In my defense, I ought to point out that my ignorance of all things IT was not totally mea culpa. When it comes to computer skills I'm one of the so-called “lost generation”. The very year after I left school, IT classes were introduced to the National Curriculum. The idea of "catching up" and acquiring these essential life skills was never mooted, however. Right through university and well into my first full-time teaching job in Britain it was never once suggested that a basic grasp of PC knowhow might possibly enhance my career prospects. Not even when I took my Diploma of Translating shortly before the Millennium was there any talk of computer literacy being de rigeur for those wishing to progress in this IT-driven profession. As a mature student, I was easily ten years older than most of my fellow peers – every single one of them PC literate, of course.

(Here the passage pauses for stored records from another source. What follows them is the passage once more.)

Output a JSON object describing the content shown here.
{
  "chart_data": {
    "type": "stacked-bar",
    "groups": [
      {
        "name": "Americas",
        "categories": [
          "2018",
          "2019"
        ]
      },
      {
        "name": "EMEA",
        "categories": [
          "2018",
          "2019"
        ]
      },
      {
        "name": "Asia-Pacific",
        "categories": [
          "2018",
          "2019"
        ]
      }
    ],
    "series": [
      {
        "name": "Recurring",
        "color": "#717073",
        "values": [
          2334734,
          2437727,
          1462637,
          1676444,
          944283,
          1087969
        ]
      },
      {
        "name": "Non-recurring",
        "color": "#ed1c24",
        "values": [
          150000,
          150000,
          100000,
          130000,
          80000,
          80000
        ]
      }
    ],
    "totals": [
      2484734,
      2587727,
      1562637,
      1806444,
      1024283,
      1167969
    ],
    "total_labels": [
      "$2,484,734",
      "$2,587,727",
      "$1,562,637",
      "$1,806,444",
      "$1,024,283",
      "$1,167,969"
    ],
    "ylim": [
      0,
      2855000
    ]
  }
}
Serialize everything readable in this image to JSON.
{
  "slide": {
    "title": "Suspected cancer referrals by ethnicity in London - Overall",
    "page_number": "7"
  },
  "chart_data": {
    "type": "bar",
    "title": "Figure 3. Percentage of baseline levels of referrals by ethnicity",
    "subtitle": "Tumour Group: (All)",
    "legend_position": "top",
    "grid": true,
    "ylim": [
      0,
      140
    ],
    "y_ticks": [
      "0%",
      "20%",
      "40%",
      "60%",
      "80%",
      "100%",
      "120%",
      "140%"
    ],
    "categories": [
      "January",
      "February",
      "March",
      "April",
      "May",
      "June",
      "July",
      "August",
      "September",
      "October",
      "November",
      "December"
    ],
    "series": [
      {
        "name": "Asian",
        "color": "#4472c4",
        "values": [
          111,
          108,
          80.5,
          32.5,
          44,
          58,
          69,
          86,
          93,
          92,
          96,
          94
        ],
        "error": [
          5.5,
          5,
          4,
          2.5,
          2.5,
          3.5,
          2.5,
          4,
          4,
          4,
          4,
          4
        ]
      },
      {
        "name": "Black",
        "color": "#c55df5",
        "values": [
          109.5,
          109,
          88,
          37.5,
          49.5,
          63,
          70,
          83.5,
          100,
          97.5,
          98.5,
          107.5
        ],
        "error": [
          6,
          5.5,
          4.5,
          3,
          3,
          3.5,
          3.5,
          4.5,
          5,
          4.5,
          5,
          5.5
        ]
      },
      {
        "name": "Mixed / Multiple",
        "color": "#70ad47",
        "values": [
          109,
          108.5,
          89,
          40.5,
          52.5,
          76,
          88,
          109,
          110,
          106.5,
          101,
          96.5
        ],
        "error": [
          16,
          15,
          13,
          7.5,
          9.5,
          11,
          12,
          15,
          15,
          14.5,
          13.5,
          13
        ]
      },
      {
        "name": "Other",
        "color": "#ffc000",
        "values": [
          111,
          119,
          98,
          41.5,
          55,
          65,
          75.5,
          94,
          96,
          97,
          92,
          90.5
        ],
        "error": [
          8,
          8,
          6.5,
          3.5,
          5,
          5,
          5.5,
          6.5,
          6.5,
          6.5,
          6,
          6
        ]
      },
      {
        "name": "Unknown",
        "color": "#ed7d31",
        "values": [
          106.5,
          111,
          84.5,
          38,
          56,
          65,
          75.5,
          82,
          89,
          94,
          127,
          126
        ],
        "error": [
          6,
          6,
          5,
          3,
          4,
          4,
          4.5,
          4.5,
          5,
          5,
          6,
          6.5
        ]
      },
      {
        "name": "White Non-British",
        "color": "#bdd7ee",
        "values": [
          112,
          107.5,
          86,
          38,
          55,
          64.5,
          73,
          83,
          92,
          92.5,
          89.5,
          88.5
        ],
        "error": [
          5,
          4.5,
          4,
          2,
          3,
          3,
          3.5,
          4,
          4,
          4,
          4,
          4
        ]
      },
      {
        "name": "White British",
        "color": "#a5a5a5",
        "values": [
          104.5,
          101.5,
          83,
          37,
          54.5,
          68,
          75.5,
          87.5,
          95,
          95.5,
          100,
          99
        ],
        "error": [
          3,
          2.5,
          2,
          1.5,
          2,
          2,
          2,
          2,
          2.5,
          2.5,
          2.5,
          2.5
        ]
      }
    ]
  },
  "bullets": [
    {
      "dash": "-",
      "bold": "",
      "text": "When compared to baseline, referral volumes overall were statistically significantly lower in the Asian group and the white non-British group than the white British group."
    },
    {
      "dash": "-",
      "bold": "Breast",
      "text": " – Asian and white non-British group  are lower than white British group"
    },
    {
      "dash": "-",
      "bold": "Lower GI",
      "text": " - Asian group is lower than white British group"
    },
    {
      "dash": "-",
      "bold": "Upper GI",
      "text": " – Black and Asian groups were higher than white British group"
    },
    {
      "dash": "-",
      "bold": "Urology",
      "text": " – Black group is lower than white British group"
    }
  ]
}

Rewind further, back to the 1980s. In my final years of school I was obsessed with all things German. When classmates were kicking a ball around the playground, or as in later years, slouched on sofas in the sixth form centre, my ears would be glued to headphones in the language lab, following, almost religiously, the latest episode of BBC Schools' Deutsch für die Oberstufe, which Herr Lawson kindly recorded just for me – I seemed to be the only one interested – each week.

Just like today's younger generation sleep with their smartphones, lest they miss a lonesome late-night message or some sweetheart's status update, I would go to bed with my plastic-clad transistor radio, sending myself to sleep with Berichte von heute, North German Radio's roundup of the day's news. How much I was able to follow invariably depended on the strength of the crackly short-wave signal.

Each morning I would awaken to dulcet tones of Radio Luxembourg's Fröhlicher Wecker, aka Axel Fitzke. This slightly less cocky German version of the BBC's Chris Evans invited his Germany-based listeners, and probably his sole follower in the UK, to wallow in a glorious fuddle-muddle of Deutsche Schlager and Europop. The latter – chart toppers from Brittany to Bucharest – despite being sung in relatively comprehensible, albeit rather nonsensical English, never seemed to make the British hit parade, strangely enough. The line-up included stars with dubious-sounding names such as Gazebo, Secret Service and Joy. Not to be confused, of course, with the somewhat more sophisticated Police and Joy Division, which most of my peers were into at the time. But if Germans were unashamed fans of banal europop then I was up for it too.

Had you asked me back then, in those halcyon, pre-Brexit days, if I'd rather be German than British the answer would have been a resounding Jaaaa!